The firm posted earnings before interest, taxes, depreciation and amortization of 1.3 billion euros for the period, falling by 4% versus a year ago and 3% below FactSet consensus estimates, analysts at Jefferies said.
Net income of 46 million euros also missed projections, as lower wind and solar generation dragged down profit at Endesa’s renewables unit by a 23% year-over-year.
Endesa, which is majority-owned by Italy’s Enel (BIT:ENEI), also argued that a proposed remuneration framework for power grid investments in Spain did not provide adequate incentives. The firm has been pushing to expand and update its power networks, a key point of discussion in Spain following a wide-spread blackout across the country and Portugal in late April.

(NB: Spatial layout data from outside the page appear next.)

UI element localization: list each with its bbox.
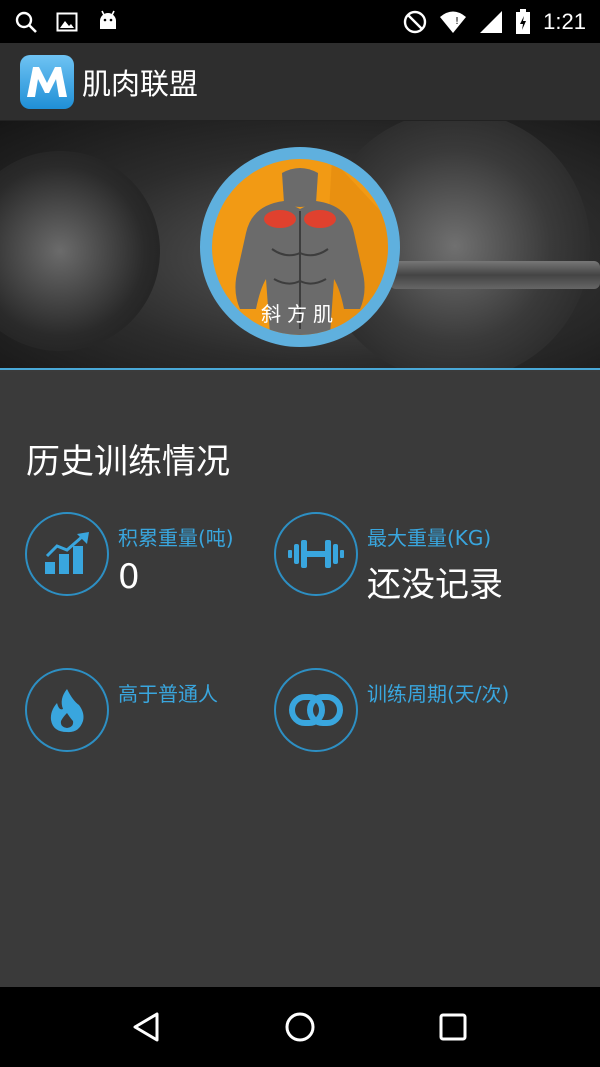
barbell-bar [390, 261, 600, 289]
muscle-badge[interactable]: 斜方肌 [200, 147, 400, 347]
status-bar: ! 1:21 [0, 0, 600, 43]
back-button[interactable] [117, 997, 177, 1057]
growth-chart-icon [45, 532, 89, 574]
stat-icon-circle [274, 668, 358, 752]
wifi-icon: ! [439, 10, 467, 34]
app-title: 肌肉联盟 [82, 66, 199, 101]
stat-icon-circle [274, 512, 358, 596]
stat-label: 积累重量(吨) [118, 526, 234, 550]
muscle-illustration: 斜方肌 [212, 159, 388, 335]
navigation-bar [0, 987, 600, 1067]
stat-value: 还没记录 [367, 565, 503, 605]
flame-icon [50, 689, 84, 733]
search-icon [14, 10, 38, 34]
stat-label: 最大重量(KG) [367, 526, 492, 550]
signal-icon [479, 10, 503, 34]
image-icon [56, 11, 78, 33]
svg-text:!: ! [455, 16, 459, 27]
history-section: 历史训练情况 积累重量(吨) 0 最大重量(KG) 还没记录 高于普通人 训练周… [0, 372, 600, 987]
dumbbell-icon [288, 540, 344, 568]
status-time: 1:21 [543, 8, 586, 34]
stat-above-average: 高于普通人 [25, 668, 218, 752]
stat-icon-circle [25, 668, 109, 752]
android-icon [96, 9, 120, 35]
recents-icon [439, 1013, 467, 1041]
do-not-disturb-icon [403, 10, 427, 34]
home-button[interactable] [270, 997, 330, 1057]
stat-max-weight: 最大重量(KG) 还没记录 [274, 512, 503, 606]
recents-button[interactable] [423, 997, 483, 1057]
stat-label: 训练周期(天/次) [367, 682, 510, 706]
stat-label: 高于普通人 [118, 682, 218, 706]
back-icon [133, 1012, 159, 1042]
hero-banner: 斜方肌 [0, 121, 600, 370]
home-icon [285, 1012, 315, 1042]
stat-icon-circle [25, 512, 109, 596]
app-logo-icon[interactable] [20, 54, 74, 109]
barbell-plate-left [0, 151, 160, 351]
muscle-name: 斜方肌 [261, 302, 339, 326]
app-bar: 肌肉联盟 [0, 43, 600, 121]
battery-icon [515, 8, 531, 35]
linked-rings-icon [289, 694, 343, 726]
stat-total-weight: 积累重量(吨) 0 [25, 512, 234, 597]
stat-value: 0 [118, 557, 140, 597]
stat-training-cycle: 训练周期(天/次) [274, 668, 509, 752]
section-title: 历史训练情况 [26, 442, 230, 482]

CEO Jose Bogas said a proposal from Spain’s competition and energy watchdog to raise the guaranteed return on investments in power grids to 6.46% would "seriously [jeopoardise] the level of investment Spain needs to achieve its decarbonization, increase electricity demand and grid investment goals," Reuters reported. Endesa had previously assumed the return would be set at 7.5%, the Jefferies analysts noted.
Endesa said it continues to expect to meet its financial targets this year, although analysts quoted by Reuters flagged that the company’s waning gas margins may dent its ability to hit those goals.